Toute autre chose est irréelle et ne doit pas être estimée »
Zhang Boduan, « Versets de l’éveil à la Vérité » (WuZhen Pian) - XIe siècle ap. JC
En guise d'introduction...
Il existe 3 types d’immortalité :
- Celle de la Terre cherche à augmenter l'espérance de vie du mortel qui finira somme toute par partir, hier par des substances interlopes, aujourd'hui par la médecine (ciseaux CRISPR...) ou par la technologie transhumaniste (implants Neuralink...).
- Celle du plan des Hommes invite l'impétrant à laisser son nom à la postérité par son œuvre, son prestige, ses états de service ou son action d’éclat.
- L'immortalité du plan du Ciel enfin invite le pratiquant à rejoindre de son vivant le point de départ, la Source et la Grande Unité qui l'a généré et à laquelle il reviendra à coup sûr à sa mort physique. C’est bien cette dernière immortalité céleste qui nous intéresse ici.

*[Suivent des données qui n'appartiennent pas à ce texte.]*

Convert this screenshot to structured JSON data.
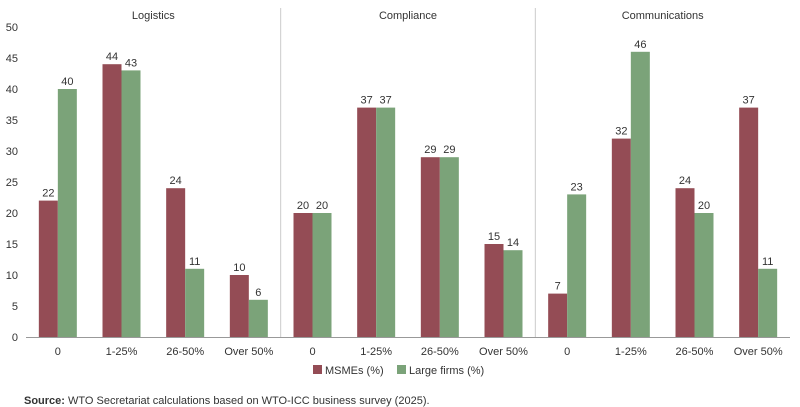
{
  "chart_data": {
    "type": "bar",
    "ylim": [
      0,
      50
    ],
    "yticks": [
      0,
      5,
      10,
      15,
      20,
      25,
      30,
      35,
      40,
      45,
      50
    ],
    "grid": false,
    "legend_position": "bottom-center",
    "categories": [
      "0",
      "1-25%",
      "26-50%",
      "Over 50%"
    ],
    "series_names": [
      "MSMEs (%)",
      "Large firms (%)"
    ],
    "colors": {
      "msme": "#944c55",
      "large": "#7ba379",
      "axis": "#999999",
      "divider": "#cccccc"
    },
    "panels": [
      {
        "title": "Logistics",
        "series": [
          {
            "name": "MSMEs (%)",
            "values": [
              22,
              44,
              24,
              10
            ]
          },
          {
            "name": "Large firms (%)",
            "values": [
              40,
              43,
              11,
              6
            ]
          }
        ]
      },
      {
        "title": "Compliance",
        "series": [
          {
            "name": "MSMEs (%)",
            "values": [
              20,
              37,
              29,
              15
            ]
          },
          {
            "name": "Large firms (%)",
            "values": [
              20,
              37,
              29,
              14
            ]
          }
        ]
      },
      {
        "title": "Communications",
        "series": [
          {
            "name": "MSMEs (%)",
            "values": [
              7,
              32,
              24,
              37
            ]
          },
          {
            "name": "Large firms (%)",
            "values": [
              23,
              46,
              20,
              11
            ]
          }
        ]
      }
    ]
  },
  "source": {
    "label": "Source:",
    "text": " WTO Secretariat calculations based on WTO-ICC business survey (2025)."
  }
}
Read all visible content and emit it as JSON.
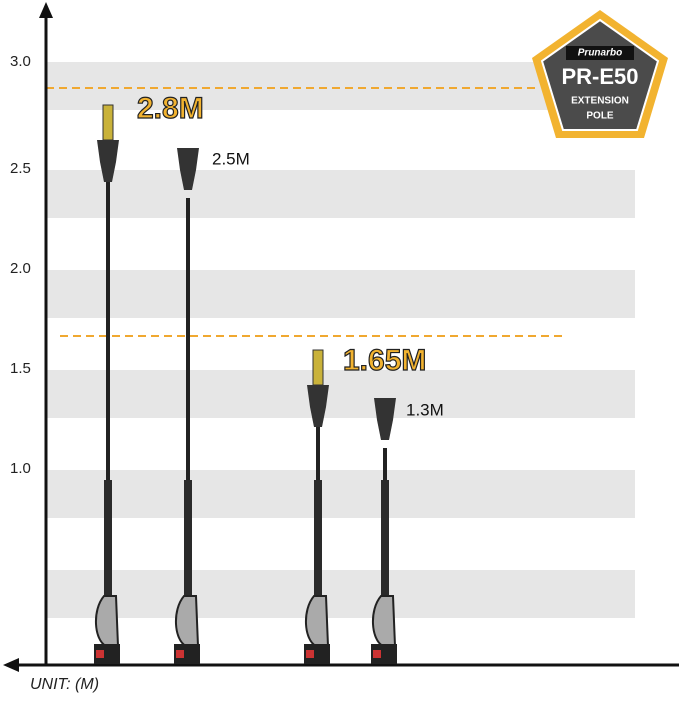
{
  "axis": {
    "ticks": [
      "3.0",
      "2.5",
      "2.0",
      "1.5",
      "1.0"
    ],
    "unit": "UNIT: (M)"
  },
  "badge": {
    "brand": "Prunarbo",
    "model": "PR-E50",
    "line1": "EXTENSION",
    "line2": "POLE"
  },
  "tools": [
    {
      "label": "2.8M"
    },
    {
      "label": "2.5M"
    },
    {
      "label": "1.65M"
    },
    {
      "label": "1.3M"
    }
  ]
}
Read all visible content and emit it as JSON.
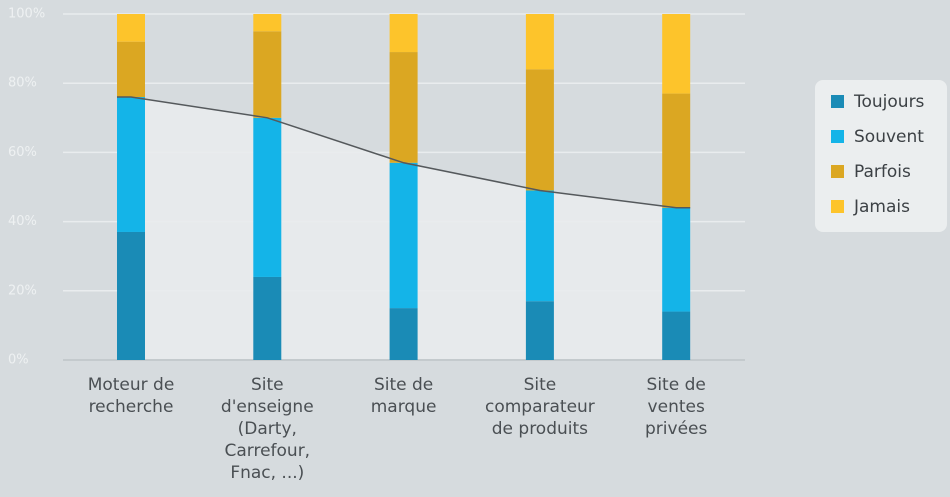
{
  "chart_data": {
    "type": "stacked-bar",
    "categories": [
      "Moteur de\nrecherche",
      "Site\nd'enseigne\n(Darty,\nCarrefour,\nFnac, ...)",
      "Site de\nmarque",
      "Site\ncomparateur\nde produits",
      "Site de\nventes\nprivées"
    ],
    "series": [
      {
        "name": "Toujours",
        "color": "#1a8bb6",
        "values": [
          37,
          24,
          15,
          17,
          14
        ]
      },
      {
        "name": "Souvent",
        "color": "#14b4e8",
        "values": [
          39,
          46,
          42,
          32,
          30
        ]
      },
      {
        "name": "Parfois",
        "color": "#dba722",
        "values": [
          16,
          25,
          32,
          35,
          33
        ]
      },
      {
        "name": "Jamais",
        "color": "#fdc42b",
        "values": [
          8,
          5,
          11,
          16,
          23
        ]
      }
    ],
    "ylim": [
      0,
      100
    ],
    "yticks": [
      {
        "value": 0,
        "label": "0%"
      },
      {
        "value": 20,
        "label": "20%"
      },
      {
        "value": 40,
        "label": "40%"
      },
      {
        "value": 60,
        "label": "60%"
      },
      {
        "value": 80,
        "label": "80%"
      },
      {
        "value": 100,
        "label": "100%"
      }
    ],
    "grid": true,
    "legend": "right"
  }
}
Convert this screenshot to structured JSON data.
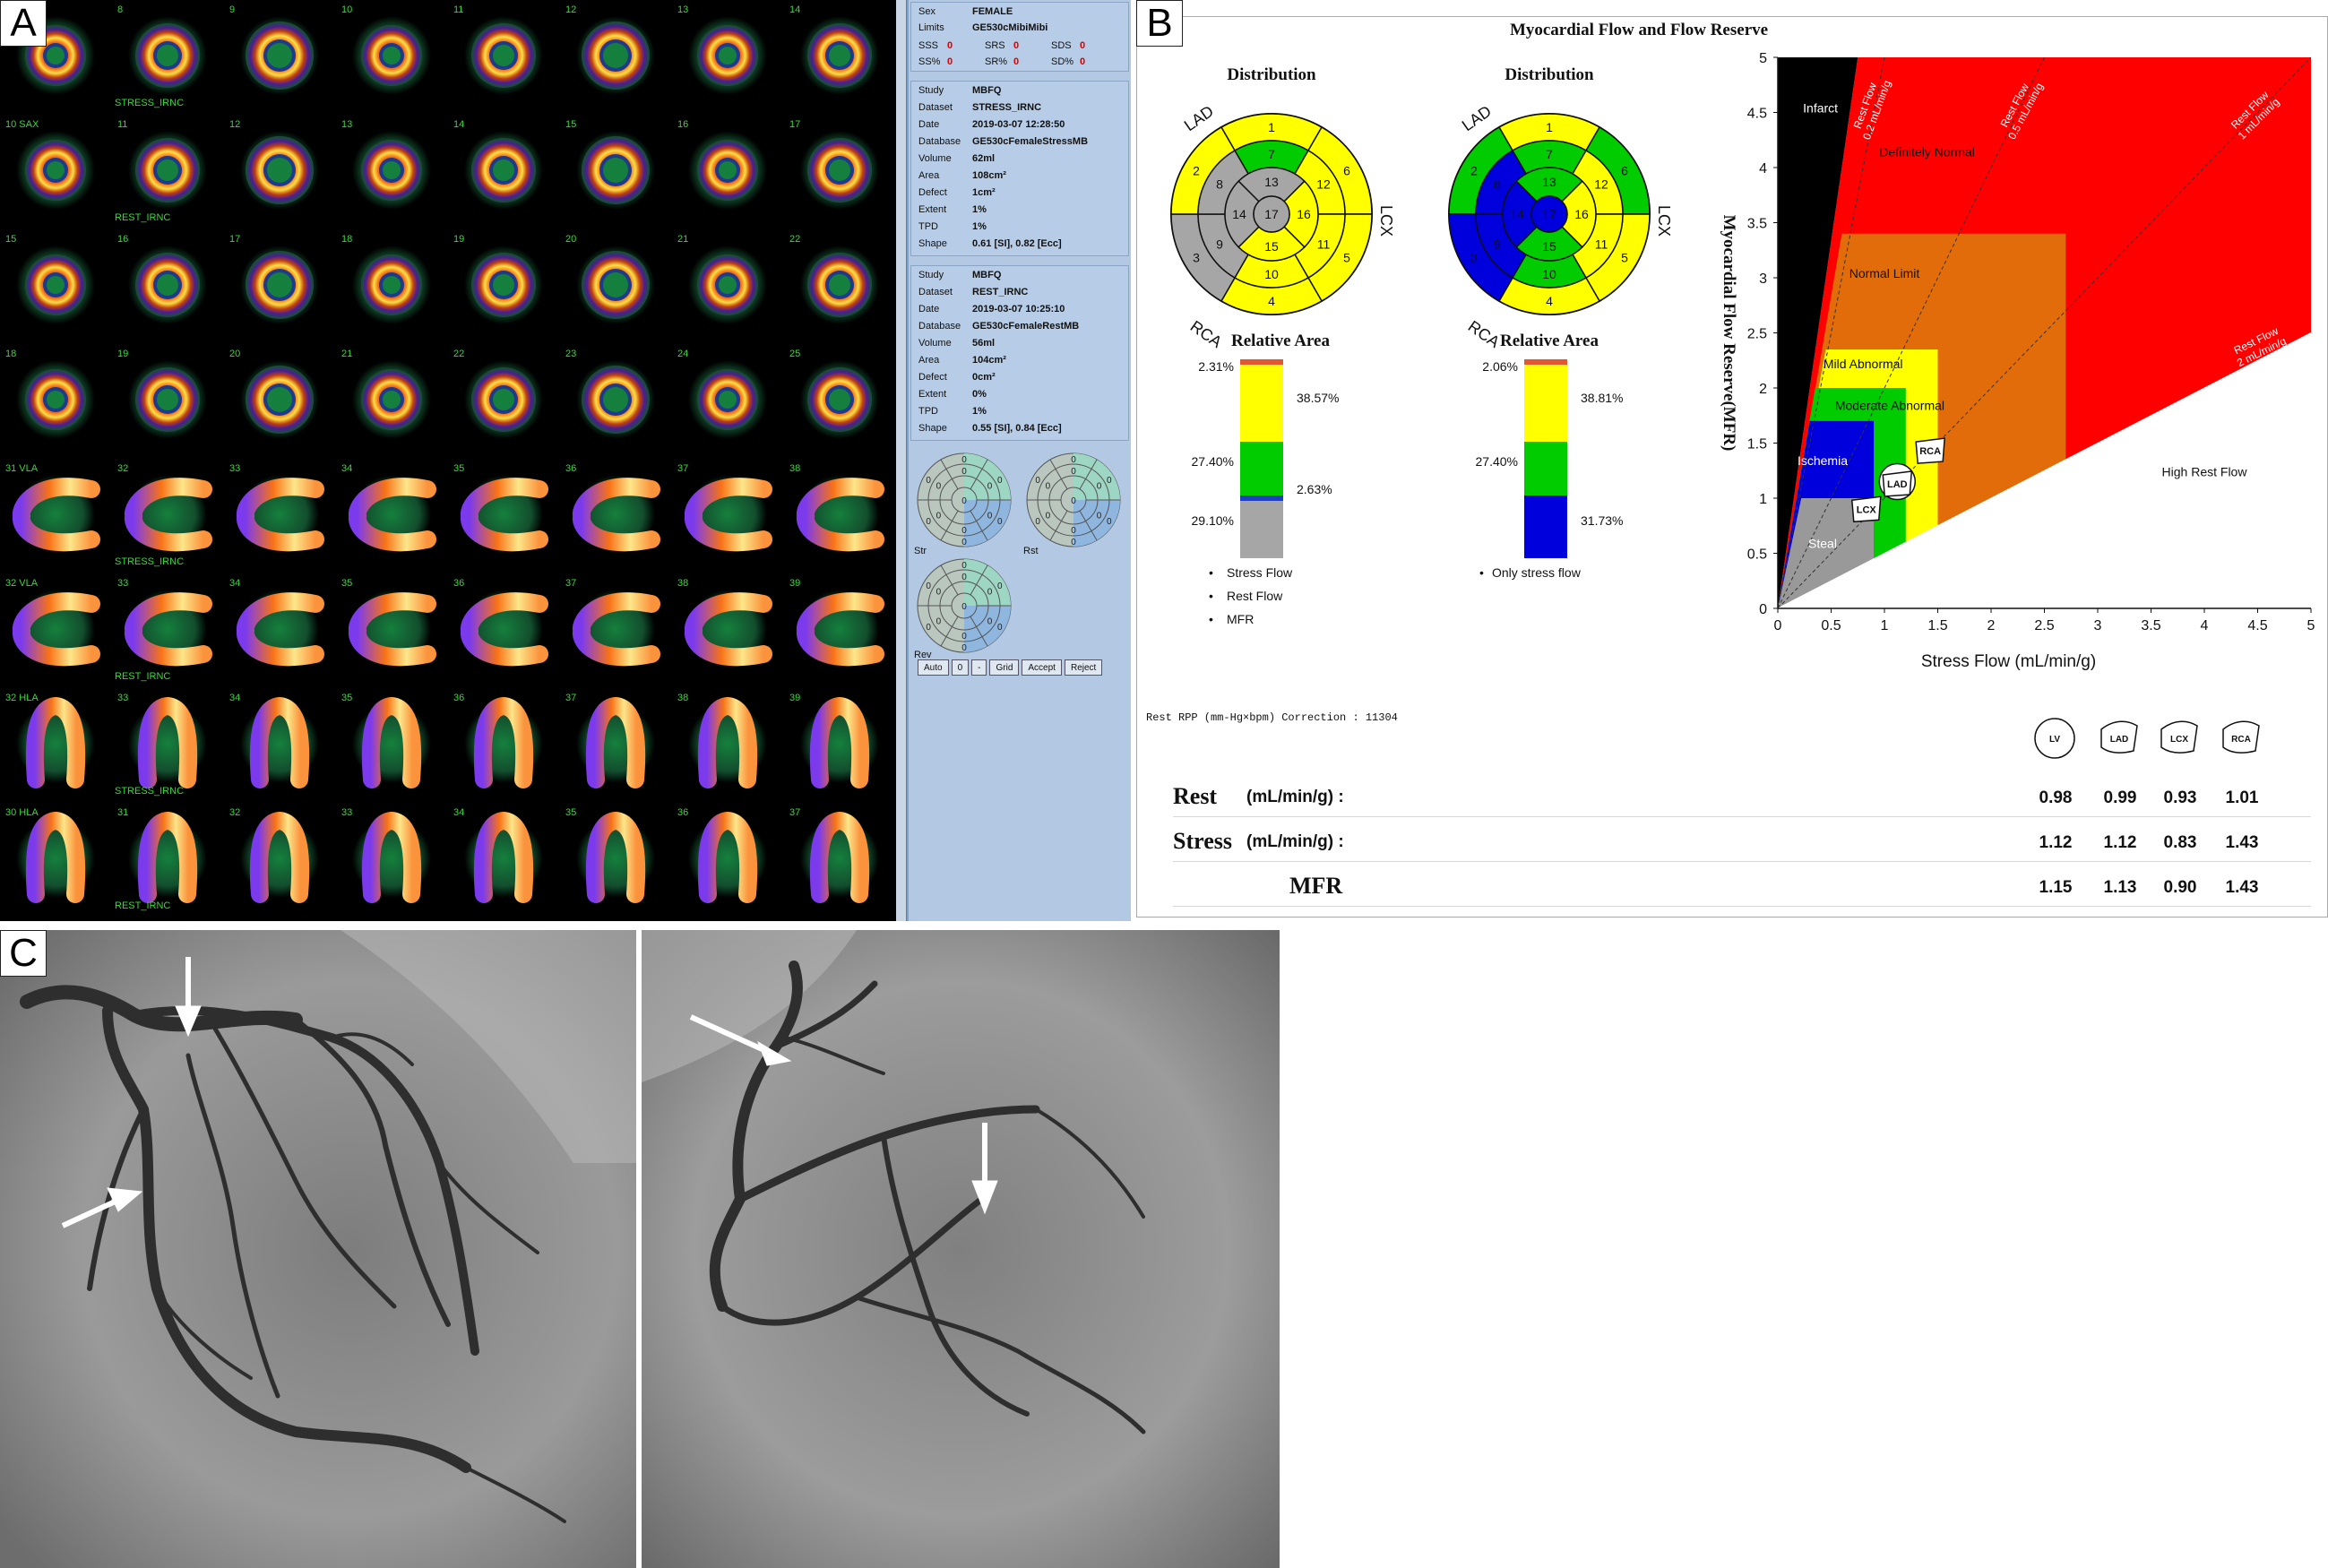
{
  "panel_labels": {
    "a": "A",
    "b": "B",
    "c": "C"
  },
  "spect": {
    "rows": [
      {
        "type": "sax",
        "labels": [
          "",
          "8",
          "9",
          "10",
          "11",
          "12",
          "13",
          "14"
        ],
        "tag": "STRESS_IRNC"
      },
      {
        "type": "sax",
        "labels": [
          "10 SAX",
          "11",
          "12",
          "13",
          "14",
          "15",
          "16",
          "17"
        ],
        "tag": "REST_IRNC"
      },
      {
        "type": "sax",
        "labels": [
          "15",
          "16",
          "17",
          "18",
          "19",
          "20",
          "21",
          "22"
        ],
        "tag": ""
      },
      {
        "type": "sax",
        "labels": [
          "18",
          "19",
          "20",
          "21",
          "22",
          "23",
          "24",
          "25"
        ],
        "tag": ""
      },
      {
        "type": "vla",
        "labels": [
          "31 VLA",
          "32",
          "33",
          "34",
          "35",
          "36",
          "37",
          "38"
        ],
        "tag": "STRESS_IRNC"
      },
      {
        "type": "vla",
        "labels": [
          "32 VLA",
          "33",
          "34",
          "35",
          "36",
          "37",
          "38",
          "39"
        ],
        "tag": "REST_IRNC"
      },
      {
        "type": "hla",
        "labels": [
          "32 HLA",
          "33",
          "34",
          "35",
          "36",
          "37",
          "38",
          "39"
        ],
        "tag": "STRESS_IRNC"
      },
      {
        "type": "hla",
        "labels": [
          "30 HLA",
          "31",
          "32",
          "33",
          "34",
          "35",
          "36",
          "37"
        ],
        "tag": "REST_IRNC"
      }
    ]
  },
  "info": {
    "sex_key": "Sex",
    "sex": "FEMALE",
    "limits_key": "Limits",
    "limits": "GE530cMibiMibi",
    "sss_key": "SSS",
    "sss": "0",
    "srs_key": "SRS",
    "srs": "0",
    "sds_key": "SDS",
    "sds": "0",
    "ssp_key": "SS%",
    "ssp": "0",
    "srp_key": "SR%",
    "srp": "0",
    "sdp_key": "SD%",
    "sdp": "0",
    "stress": {
      "study_key": "Study",
      "study": "MBFQ",
      "dataset_key": "Dataset",
      "dataset": "STRESS_IRNC",
      "date_key": "Date",
      "date": "2019-03-07 12:28:50",
      "database_key": "Database",
      "database": "GE530cFemaleStressMB",
      "volume_key": "Volume",
      "volume": "62ml",
      "area_key": "Area",
      "area": "108cm²",
      "defect_key": "Defect",
      "defect": "1cm²",
      "extent_key": "Extent",
      "extent": "1%",
      "tpd_key": "TPD",
      "tpd": "1%",
      "shape_key": "Shape",
      "shape": "0.61 [SI], 0.82 [Ecc]"
    },
    "rest": {
      "study_key": "Study",
      "study": "MBFQ",
      "dataset_key": "Dataset",
      "dataset": "REST_IRNC",
      "date_key": "Date",
      "date": "2019-03-07 10:25:10",
      "database_key": "Database",
      "database": "GE530cFemaleRestMB",
      "volume_key": "Volume",
      "volume": "56ml",
      "area_key": "Area",
      "area": "104cm²",
      "defect_key": "Defect",
      "defect": "0cm²",
      "extent_key": "Extent",
      "extent": "0%",
      "tpd_key": "TPD",
      "tpd": "1%",
      "shape_key": "Shape",
      "shape": "0.55 [SI], 0.84 [Ecc]"
    },
    "polar_labels": {
      "str": "Str",
      "rst": "Rst",
      "rev": "Rev"
    },
    "buttons": {
      "auto": "Auto",
      "zero": "0",
      "minus": "-",
      "grid": "Grid",
      "accept": "Accept",
      "reject": "Reject"
    }
  },
  "flow_panel": {
    "title": "Myocardial Flow and Flow Reserve",
    "distribution_label": "Distribution",
    "relative_area_label": "Relative Area",
    "territories": {
      "lad": "LAD",
      "lcx": "LCX",
      "rca": "RCA"
    },
    "segments": [
      "1",
      "2",
      "3",
      "4",
      "5",
      "6",
      "7",
      "8",
      "9",
      "10",
      "11",
      "12",
      "13",
      "14",
      "15",
      "16",
      "17"
    ],
    "relarea_left": {
      "top": "2.31%",
      "mid_yellow": "38.57%",
      "green": "27.40%",
      "blue": "2.63%",
      "gray": "29.10%"
    },
    "relarea_right": {
      "top": "2.06%",
      "mid_yellow": "38.81%",
      "green": "27.40%",
      "blue": "31.73%"
    },
    "legend_left": [
      "Stress Flow",
      "Rest Flow",
      "MFR"
    ],
    "legend_right": [
      "Only stress flow"
    ],
    "rpp_text": "Rest RPP (mm-Hg×bpm) Correction : 11304",
    "icons": [
      "LV",
      "LAD",
      "LCX",
      "RCA"
    ],
    "rows": [
      {
        "label": "Rest",
        "unit": "(mL/min/g) :",
        "values": [
          "0.98",
          "0.99",
          "0.93",
          "1.01"
        ]
      },
      {
        "label": "Stress",
        "unit": "(mL/min/g) :",
        "values": [
          "1.12",
          "1.12",
          "0.83",
          "1.43"
        ]
      },
      {
        "label": "MFR",
        "unit": "",
        "values": [
          "1.15",
          "1.13",
          "0.90",
          "1.43"
        ]
      }
    ]
  },
  "chart_data": {
    "type": "scatter",
    "title": "",
    "xlabel": "Stress Flow (mL/min/g)",
    "ylabel": "Myocardial Flow Reserve(MFR)",
    "xlim": [
      0,
      5
    ],
    "ylim": [
      0,
      5
    ],
    "xticks": [
      "0",
      "0.5",
      "1",
      "1.5",
      "2",
      "2.5",
      "3",
      "3.5",
      "4",
      "4.5",
      "5"
    ],
    "yticks": [
      "0",
      "0.5",
      "1",
      "1.5",
      "2",
      "2.5",
      "3",
      "3.5",
      "4",
      "4.5",
      "5"
    ],
    "regions": [
      {
        "name": "Infarct",
        "color": "#000000"
      },
      {
        "name": "Definitely Normal",
        "color": "#ff0000"
      },
      {
        "name": "Normal Limit",
        "color": "#e36c0a"
      },
      {
        "name": "Mild Abnormal",
        "color": "#ffff00"
      },
      {
        "name": "Moderate Abnormal",
        "color": "#00cc00"
      },
      {
        "name": "Ischemia",
        "color": "#0000dd"
      },
      {
        "name": "Steal",
        "color": "#999999"
      },
      {
        "name": "High Rest Flow",
        "color": "#ffffff"
      }
    ],
    "rest_flow_lines": [
      {
        "name": "Rest Flow 0.2 mL/min/g",
        "rest_flow": 0.2
      },
      {
        "name": "Rest Flow 0.5 mL/min/g",
        "rest_flow": 0.5
      },
      {
        "name": "Rest Flow 1 mL/min/g",
        "rest_flow": 1
      },
      {
        "name": "Rest Flow 2 mL/min/g",
        "rest_flow": 2
      }
    ],
    "points": [
      {
        "name": "LV",
        "x": 1.12,
        "y": 1.15
      },
      {
        "name": "LAD",
        "x": 1.12,
        "y": 1.13
      },
      {
        "name": "LCX",
        "x": 0.83,
        "y": 0.9
      },
      {
        "name": "RCA",
        "x": 1.43,
        "y": 1.43
      }
    ]
  }
}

Pour qui y regarde attentivement, le sinogramme "Tao" représente un humain qui marche résolument vers la sagesse et la racine des choses, vers l'Origine et la Source. Il représente la quête dynamique et ontologique de notre humanité, une marche à rebours, en forme de quête, vers l'Immortalité et la sortie de la roue du Yin/Yang et du "2", un retour de son vivant vers l'Unité Sublime (TaïYi) d'où nous provenons et que nous rejoignons à notre mort physique. Eh bien si le Tao parle de la finalité ultime, la voie alchimique évoque le chemin du Tao Te King pour y retourner.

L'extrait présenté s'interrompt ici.